An increasingly popular technology that uses computers to scan mammograms produces worse results than human reviewers using their eyes and experience, researchers reported yesterday.
Radiologists using computer-assisted detection software were more likely to interpret a benign growth as potentially cancerous, researchers said in the New England Journal of Medicine.
The false-positive readings led to additional scans and needless biopsies, adding $550 million to the annual cost of breast cancer screening in the U.S., researchers said.
In addition, the computerized detection system, known as CAD, did not help radiologists find more real cancers, according to the report.
Dr. Ferris Hall, a radiologist at Beth Israel Deaconess Medical Center in Boston, who wrote an editorial accompanying the report, said some of the mistakes might have been owed to inexperience with CAD. It takes radiologists several years to learn the technology, he said.
Nonetheless, Hall said, the study was a setback for the technology, which is used in 30 percent of the more than 30 million mammograms performed in the U.S. annually. Many imaging centers aggressively advertise their CAD services, which are potentially more profitable than standard mammography, he said. Medicare pays an additional $20 for each mammogram screened by CAD.
"This will have a major impact on radiology," Hall said. "They were calling people back for more scans and did more biopsies - that is hurting people. And what did they get for it? No significant increase in cancer detection."
The study shows that other techniques are needed to detect breast cancer in its earliest stages, said Dr. John E. Niederhuber, director of the National Cancer Institute, which funded the study.
Breast cancer is the second-most-common cancer in women, next to skin cancer. The American Cancer Society estimates that 178,480 women will be diagnosed with the disease this year, and 40,460 will die of it.

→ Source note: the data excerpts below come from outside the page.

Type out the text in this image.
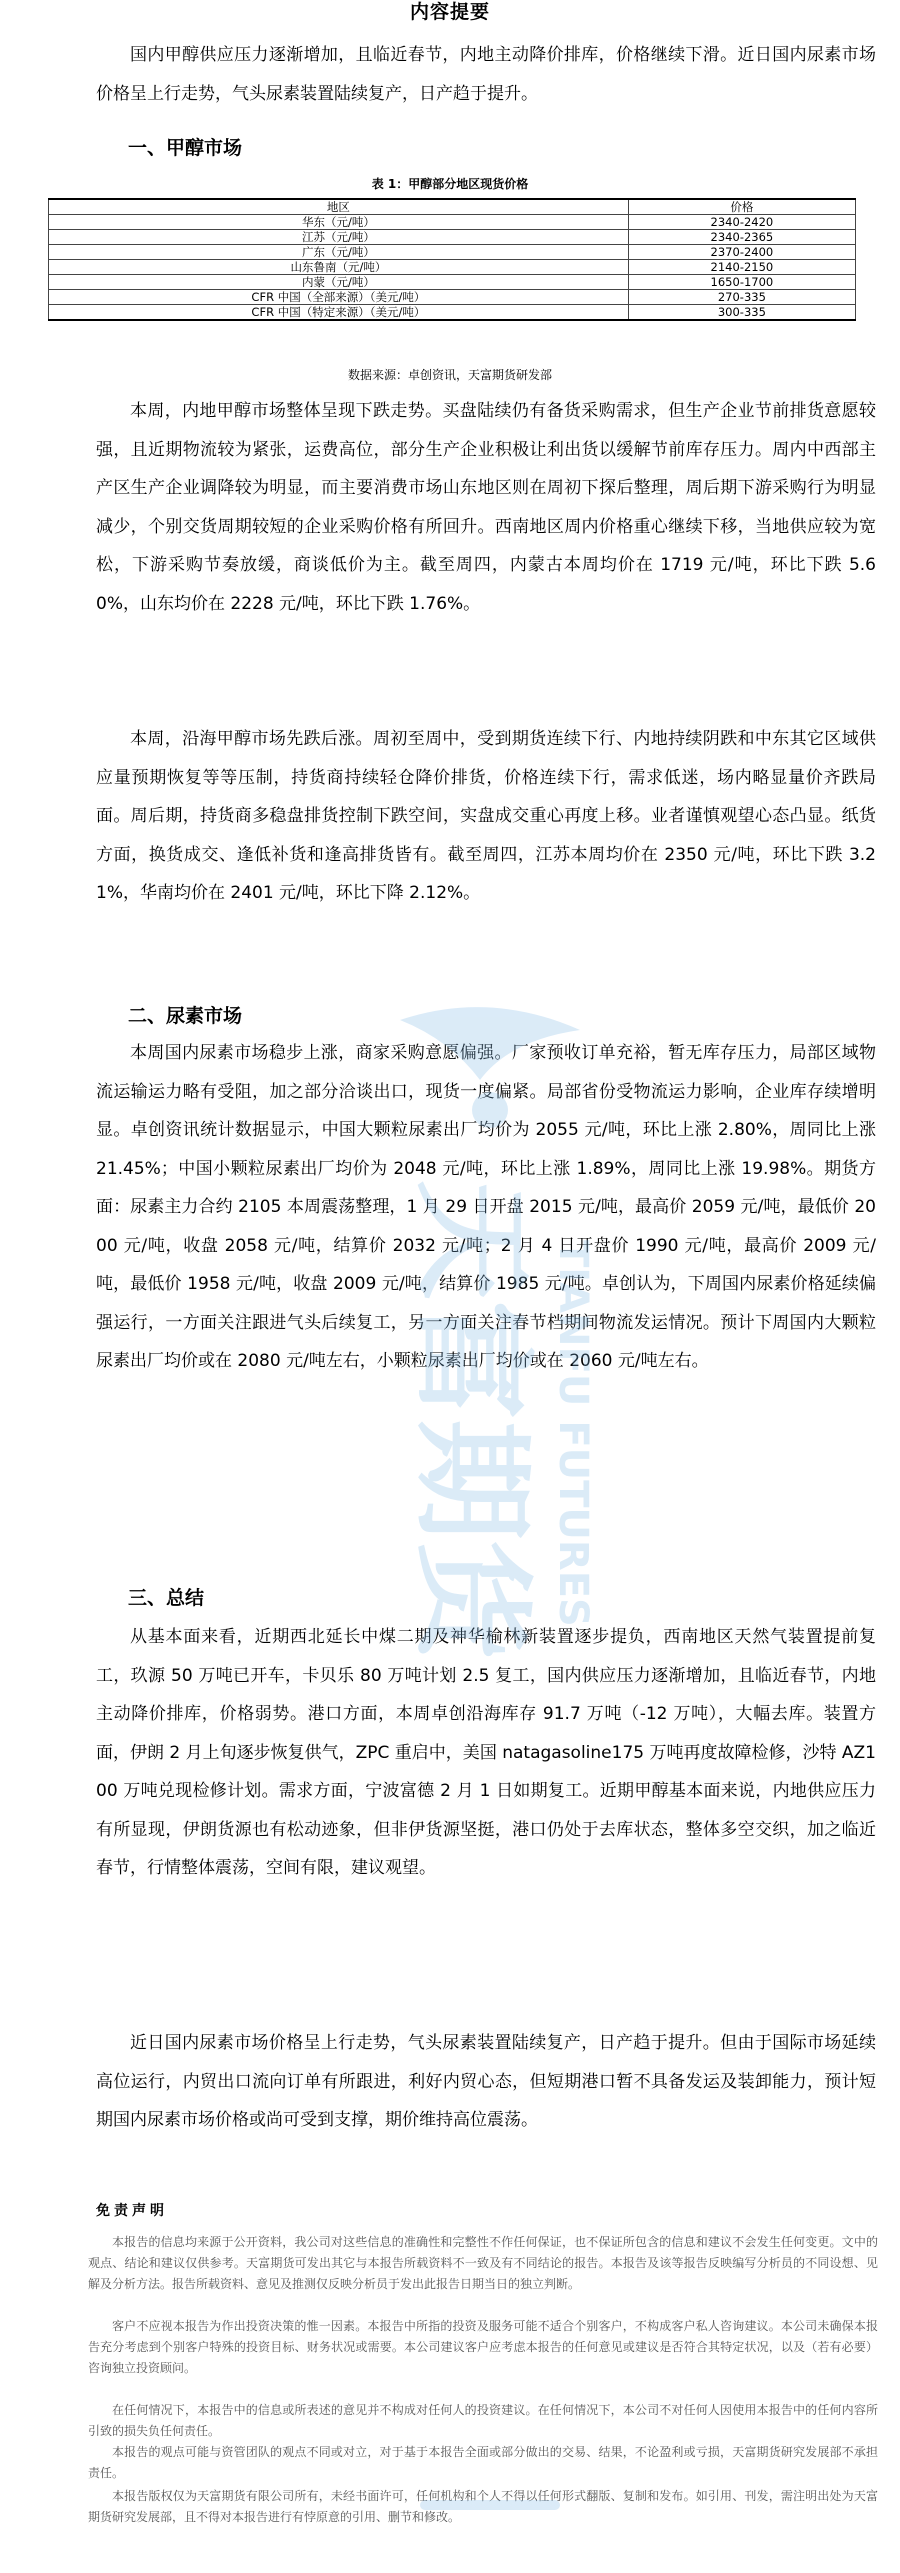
内容提要

国内甲醇供应压力逐渐增加，且临近春节，内地主动降价排库，价格继续下滑。近日国内尿素市场价格呈上行走势，气头尿素装置陆续复产，日产趋于提升。

一、甲醇市场
表 1：甲醇部分地区现货价格
地区	价格
华东（元/吨）	2340-2420
江苏（元/吨）	2340-2365
广东（元/吨）	2370-2400
山东鲁南（元/吨）	2140-2150
内蒙（元/吨）	1650-1700
CFR 中国（全部来源）（美元/吨）	270-335
CFR 中国（特定来源）（美元/吨）	300-335
数据来源：卓创资讯，天富期货研发部

本周，内地甲醇市场整体呈现下跌走势。买盘陆续仍有备货采购需求，但生产企业节前排货意愿较强，且近期物流较为紧张，运费高位，部分生产企业积极让利出货以缓解节前库存压力。周内中西部主产区生产企业调降较为明显，而主要消费市场山东地区则在周初下探后整理，周后期下游采购行为明显减少，个别交货周期较短的企业采购价格有所回升。西南地区周内价格重心继续下移，当地供应较为宽松，下游采购节奏放缓，商谈低价为主。截至周四，内蒙古本周均价在 1719 元/吨，环比下跌 5.60%，山东均价在 2228 元/吨，环比下跌 1.76%。

本周，沿海甲醇市场先跌后涨。周初至周中，受到期货连续下行、内地持续阴跌和中东其它区域供应量预期恢复等等压制，持货商持续轻仓降价排货，价格连续下行，需求低迷，场内略显量价齐跌局面。周后期，持货商多稳盘排货控制下跌空间，实盘成交重心再度上移。业者谨慎观望心态凸显。纸货方面，换货成交、逢低补货和逢高排货皆有。截至周四，江苏本周均价在 2350 元/吨，环比下跌 3.21%，华南均价在 2401 元/吨，环比下降 2.12%。

二、尿素市场

本周国内尿素市场稳步上涨，商家采购意愿偏强。厂家预收订单充裕，暂无库存压力，局部区域物流运输运力略有受阻，加之部分洽谈出口，现货一度偏紧。局部省份受物流运力影响，企业库存续增明显。卓创资讯统计数据显示，中国大颗粒尿素出厂均价为 2055 元/吨，环比上涨 2.80%，周同比上涨 21.45%；中国小颗粒尿素出厂均价为 2048 元/吨，环比上涨 1.89%，周同比上涨 19.98%。期货方面：尿素主力合约 2105 本周震荡整理，1 月 29 日开盘 2015 元/吨，最高价 2059 元/吨，最低价 2000 元/吨，收盘 2058 元/吨，结算价 2032 元/吨；2 月 4 日开盘价 1990 元/吨，最高价 2009 元/吨，最低价 1958 元/吨，收盘 2009 元/吨，结算价 1985 元/吨。卓创认为，下周国内尿素价格延续偏强运行，一方面关注跟进气头后续复工，另一方面关注春节档期间物流发运情况。预计下周国内大颗粒尿素出厂均价或在 2080 元/吨左右，小颗粒尿素出厂均价或在 2060 元/吨左右。

三、总结

从基本面来看，近期西北延长中煤二期及神华榆林新装置逐步提负，西南地区天然气装置提前复工，玖源 50 万吨已开车，卡贝乐 80 万吨计划 2.5 复工，国内供应压力逐渐增加，且临近春节，内地主动降价排库，价格弱势。港口方面，本周卓创沿海库存 91.7 万吨（-12 万吨），大幅去库。装置方面，伊朗 2 月上旬逐步恢复供气，ZPC 重启中，美国 natagasoline175 万吨再度故障检修，沙特 AZ100 万吨兑现检修计划。需求方面，宁波富德 2 月 1 日如期复工。近期甲醇基本面来说，内地供应压力有所显现，伊朗货源也有松动迹象，但非伊货源坚挺，港口仍处于去库状态，整体多空交织，加之临近春节，行情整体震荡，空间有限，建议观望。

近日国内尿素市场价格呈上行走势，气头尿素装置陆续复产，日产趋于提升。但由于国际市场延续高位运行，内贸出口流向订单有所跟进，利好内贸心态，但短期港口暂不具备发运及装卸能力，预计短期国内尿素市场价格或尚可受到支撑，期价维持高位震荡。

免责声明

本报告的信息均来源于公开资料，我公司对这些信息的准确性和完整性不作任何保证，也不保证所包含的信息和建议不会发生任何变更。文中的观点、结论和建议仅供参考。天富期货可发出其它与本报告所载资料不一致及有不同结论的报告。本报告及该等报告反映编写分析员的不同设想、见解及分析方法。报告所载资料、意见及推测仅反映分析员于发出此报告日期当日的独立判断。

客户不应视本报告为作出投资决策的惟一因素。本报告中所指的投资及服务可能不适合个别客户，不构成客户私人咨询建议。本公司未确保本报告充分考虑到个别客户特殊的投资目标、财务状况或需要。本公司建议客户应考虑本报告的任何意见或建议是否符合其特定状况，以及（若有必要）咨询独立投资顾问。

在任何情况下，本报告中的信息或所表述的意见并不构成对任何人的投资建议。在任何情况下，本公司不对任何人因使用本报告中的任何内容所引致的损失负任何责任。

本报告的观点可能与资管团队的观点不同或对立，对于基于本报告全面或部分做出的交易、结果，不论盈利或亏损，天富期货研究发展部不承担责任。

本报告版权仅为天富期货有限公司所有，未经书面许可，任何机构和个人不得以任何形式翻版、复制和发布。如引用、刊发，需注明出处为天富期货研究发展部，且不得对本报告进行有悖原意的引用、删节和修改。

天富期货 TIANFU FUTURES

Mammography, an X-ray image of the breast, has long been the primary tool for detecting breast cancer in its earliest stages - before tumors are large enough to detect in a clinical breast exam. Last week, the American Cancer Society recommended annual magnetic resonance imaging for women with a high risk of breast cancer.

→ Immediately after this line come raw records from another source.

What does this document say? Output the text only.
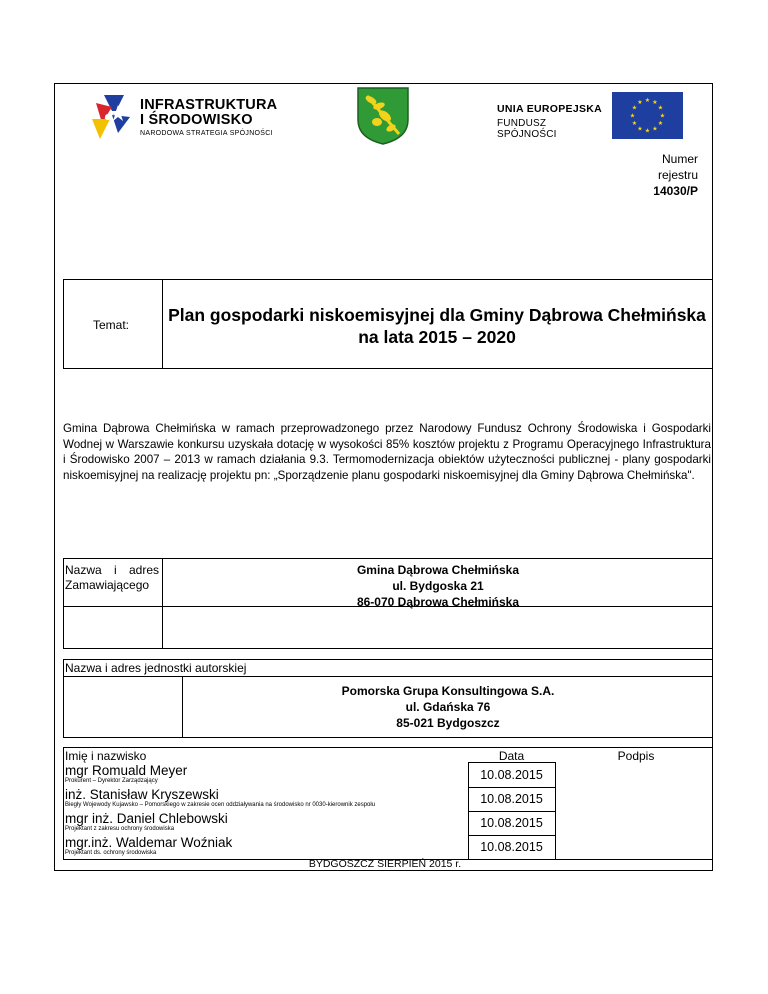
INFRASTRUKTURA
I ŚRODOWISKO
NARODOWA STRATEGIA SPÓJNOŚCI
UNIA EUROPEJSKA
FUNDUSZ SPÓJNOŚCI
★ ★
★
★
★
★
★
★
★
★
★
★
Numer
rejestru
14030/P
Temat: Plan gospodarki niskoemisyjnej dla Gminy Dąbrowa Chełmińska
na lata 2015 – 2020
Gmina Dąbrowa Chełmińska w ramach przeprowadzonego przez Narodowy Fundusz Ochrony Środowiska i Gospodarki Wodnej w Warszawie konkursu uzyskała dotację w wysokości 85% kosztów projektu z Programu Operacyjnego Infrastruktura i Środowisko 2007 – 2013 w ramach działania 9.3. Termomodernizacja obiektów użyteczności publicznej - plany gospodarki niskoemisyjnej na realizację projektu pn: „Sporządzenie planu gospodarki niskoemisyjnej dla Gminy Dąbrowa Chełmińska".
Nazwa i adres Zamawiającego
Gmina Dąbrowa Chełmińska
ul. Bydgoska 21
86-070 Dąbrowa Chełmińska
Nazwa i adres jednostki autorskiej
Pomorska Grupa Konsultingowa S.A.
ul. Gdańska 76
85-021 Bydgoszcz
Imię i nazwisko	Data	Podpis
mgr Romuald Meyer
Prokurent – Dyrektor Zarządzający	10.08.2015
inż. Stanisław Kryszewski
Biegły Wojewody Kujawsko – Pomorskiego w zakresie ocen oddziaływania na środowisko nr 0030-kierownik zespołu	10.08.2015
mgr inż. Daniel Chlebowski
Projektant z zakresu ochrony środowiska	10.08.2015
mgr.inż. Waldemar Woźniak
Projektant ds. ochrony środowiska	10.08.2015
BYDGOSZCZ SIERPIEŃ 2015 r.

Launched in 1998, CAD was designed to improve the accuracy of mammogram readings. A device converts the film mammogram into a digital file that can be analyzed by computer and displayed on a monitor. The software marks suspicious areas on the screen image for the radiologist to review in addition to the areas detected by the radiologist's own eyes. Each mammogram contains an average of four marks.
Previous studies assessing the benefits of the technology have produced mixed results.
The latest study looked at mammography results for 220,000 women at 43 imaging centers in Colorado, New Hampshire and Washington. Seven of the centers began using CAD during the study.
Denise Gellene writes for the Los Angeles Times.